Abstract Arylsulfatase B (ARSB; N-acetylgalactosamine-4-sulfatase) is the enzyme that removes 4-sulfate groups from chondroitin 4-sulfate (C4S) and dermatan sulfate. In previous work, we have shown decline in ARSB with increasing aggressiveness of melanoma cell lines. C4S increased as ARSB declined in the cultured melanoma cell lines. Decline in ARSB was associated with increased expression of chondroitin sulfate proteoglycan (CSPG) 4 and matrix metalloproteinase (MMP) 2. The increase in CSPG4 was attributed to reduced binding of galectin-3 with C4S, and the increase of MMP2 was attributed to inhibition of SHP2, the tyrosine-protein phosphatase nonreceptor type 11 (PTPN11), due to increased binding with C4S. The invasiveness of the cultured melanoma cells increased when ARSB was silenced by siRNA. To further address the role of ARSB in melanoma progression, metastatic melanoma tissue was obtained from the biorepository of the University of Illinois at Chicago. ARSB activity and expression were reduced in the metastatic tissues and ARSB promoter methylation was increased. ARSB promoter methylation was also increased in cultured metastatic melanoma cells compared to normal melanocytes and to radial growth phase melanoma cells. In the metastatic tissues from skin and liver, SHP2 activity declined, and mRNA expression of MMP2 and CSPG4 increased. When ARSB was silenced by siRNA in the cultured normal melanocytes, Programmed Death-Ligand (PD-L) 1 increased from 78 ± 7 pg/mg protein to 128 ± 11 pg/mg protein by ELISA (p<0.001). In a metastatic melanoma cell line, PD-L1 increased from baseline value of 407 ± 34 pg/mg to 462 ± 26 pg/mg when ARSB was silenced.
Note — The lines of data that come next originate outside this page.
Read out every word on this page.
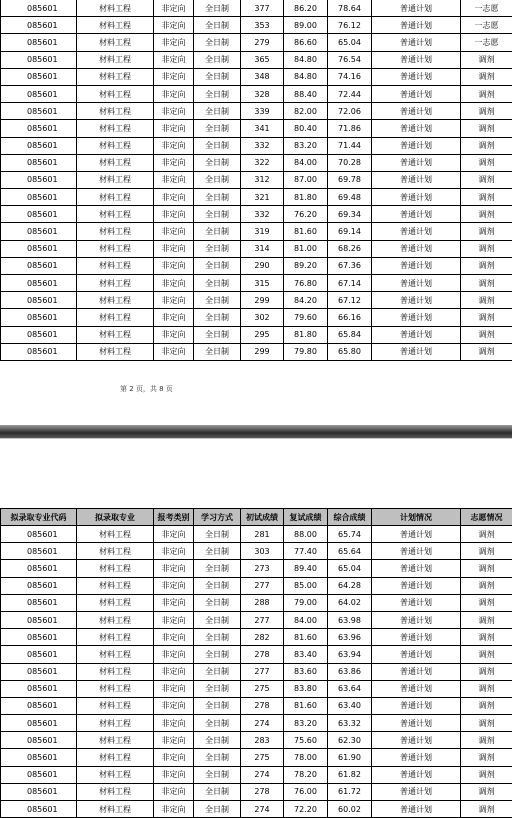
085601	材料工程	非定向	全日制	377	86.20	78.64	普通计划	一志愿
085601	材料工程	非定向	全日制	353	89.00	76.12	普通计划	一志愿
085601	材料工程	非定向	全日制	279	86.60	65.04	普通计划	一志愿
085601	材料工程	非定向	全日制	365	84.80	76.54	普通计划	调剂
085601	材料工程	非定向	全日制	348	84.80	74.16	普通计划	调剂
085601	材料工程	非定向	全日制	328	88.40	72.44	普通计划	调剂
085601	材料工程	非定向	全日制	339	82.00	72.06	普通计划	调剂
085601	材料工程	非定向	全日制	341	80.40	71.86	普通计划	调剂
085601	材料工程	非定向	全日制	332	83.20	71.44	普通计划	调剂
085601	材料工程	非定向	全日制	322	84.00	70.28	普通计划	调剂
085601	材料工程	非定向	全日制	312	87.00	69.78	普通计划	调剂
085601	材料工程	非定向	全日制	321	81.80	69.48	普通计划	调剂
085601	材料工程	非定向	全日制	332	76.20	69.34	普通计划	调剂
085601	材料工程	非定向	全日制	319	81.60	69.14	普通计划	调剂
085601	材料工程	非定向	全日制	314	81.00	68.26	普通计划	调剂
085601	材料工程	非定向	全日制	290	89.20	67.36	普通计划	调剂
085601	材料工程	非定向	全日制	315	76.80	67.14	普通计划	调剂
085601	材料工程	非定向	全日制	299	84.20	67.12	普通计划	调剂
085601	材料工程	非定向	全日制	302	79.60	66.16	普通计划	调剂
085601	材料工程	非定向	全日制	295	81.80	65.84	普通计划	调剂
085601	材料工程	非定向	全日制	299	79.80	65.80	普通计划	调剂
第 2 页，共 8 页
拟录取专业代码	拟录取专业	报考类别	学习方式	初试成绩	复试成绩	综合成绩	计划情况	志愿情况
085601	材料工程	非定向	全日制	281	88.00	65.74	普通计划	调剂
085601	材料工程	非定向	全日制	303	77.40	65.64	普通计划	调剂
085601	材料工程	非定向	全日制	273	89.40	65.04	普通计划	调剂
085601	材料工程	非定向	全日制	277	85.00	64.28	普通计划	调剂
085601	材料工程	非定向	全日制	288	79.00	64.02	普通计划	调剂
085601	材料工程	非定向	全日制	277	84.00	63.98	普通计划	调剂
085601	材料工程	非定向	全日制	282	81.60	63.96	普通计划	调剂
085601	材料工程	非定向	全日制	278	83.40	63.94	普通计划	调剂
085601	材料工程	非定向	全日制	277	83.60	63.86	普通计划	调剂
085601	材料工程	非定向	全日制	275	83.80	63.64	普通计划	调剂
085601	材料工程	非定向	全日制	278	81.60	63.40	普通计划	调剂
085601	材料工程	非定向	全日制	274	83.20	63.32	普通计划	调剂
085601	材料工程	非定向	全日制	283	75.60	62.30	普通计划	调剂
085601	材料工程	非定向	全日制	275	78.00	61.90	普通计划	调剂
085601	材料工程	非定向	全日制	274	78.20	61.82	普通计划	调剂
085601	材料工程	非定向	全日制	278	76.00	61.72	普通计划	调剂
085601	材料工程	非定向	全日制	274	72.20	60.02	普通计划	调剂
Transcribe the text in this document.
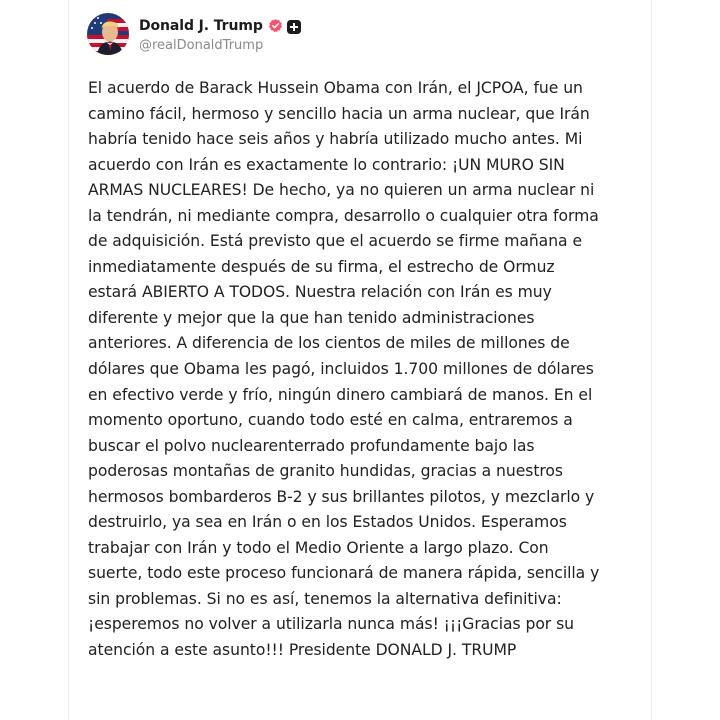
Donald J. Trump
@realDonaldTrump
El acuerdo de Barack Hussein Obama con Irán, el JCPOA, fue un
camino fácil, hermoso y sencillo hacia un arma nuclear, que Irán
habría tenido hace seis años y habría utilizado mucho antes. Mi
acuerdo con Irán es exactamente lo contrario: ¡UN MURO SIN
ARMAS NUCLEARES! De hecho, ya no quieren un arma nuclear ni
la tendrán, ni mediante compra, desarrollo o cualquier otra forma
de adquisición. Está previsto que el acuerdo se firme mañana e
inmediatamente después de su firma, el estrecho de Ormuz
estará ABIERTO A TODOS. Nuestra relación con Irán es muy
diferente y mejor que la que han tenido administraciones
anteriores. A diferencia de los cientos de miles de millones de
dólares que Obama les pagó, incluidos 1.700 millones de dólares
en efectivo verde y frío, ningún dinero cambiará de manos. En el
momento oportuno, cuando todo esté en calma, entraremos a
buscar el polvo nuclearenterrado profundamente bajo las
poderosas montañas de granito hundidas, gracias a nuestros
hermosos bombarderos B-2 y sus brillantes pilotos, y mezclarlo y
destruirlo, ya sea en Irán o en los Estados Unidos. Esperamos
trabajar con Irán y todo el Medio Oriente a largo plazo. Con
suerte, todo este proceso funcionará de manera rápida, sencilla y
sin problemas. Si no es así, tenemos la alternativa definitiva:
¡esperemos no volver a utilizarla nunca más! ¡¡¡Gracias por su
atención a este asunto!!! Presidente DONALD J. TRUMP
These findings indicate that decline in ARSB contributes to the progression of metastatic melanoma and to the immune checkpoint responsiveness of the melanoma cells. Further studies are required to determine how ARSB leads to increased PD-L1 expression and how treatment with recombinant ARSB can retard the progression of melanoma. Citation Format: Joanne K. Tobacman, Sumit Bhattacharyya, Leo Feferman. Arylsulfatase B (ARSB) is reduced in melanoma metastases and decline in ARSB increases programmed death-ligand (PDL) 1 [abstract]. In: Proceedings of the AACR Special Conference on Melanoma: From Biology to Target; 2019 Jan 15-18; Houston, TX. Philadelphia (PA): AACR; Cancer Res 2020;80(19 Suppl):Abstract nr B21.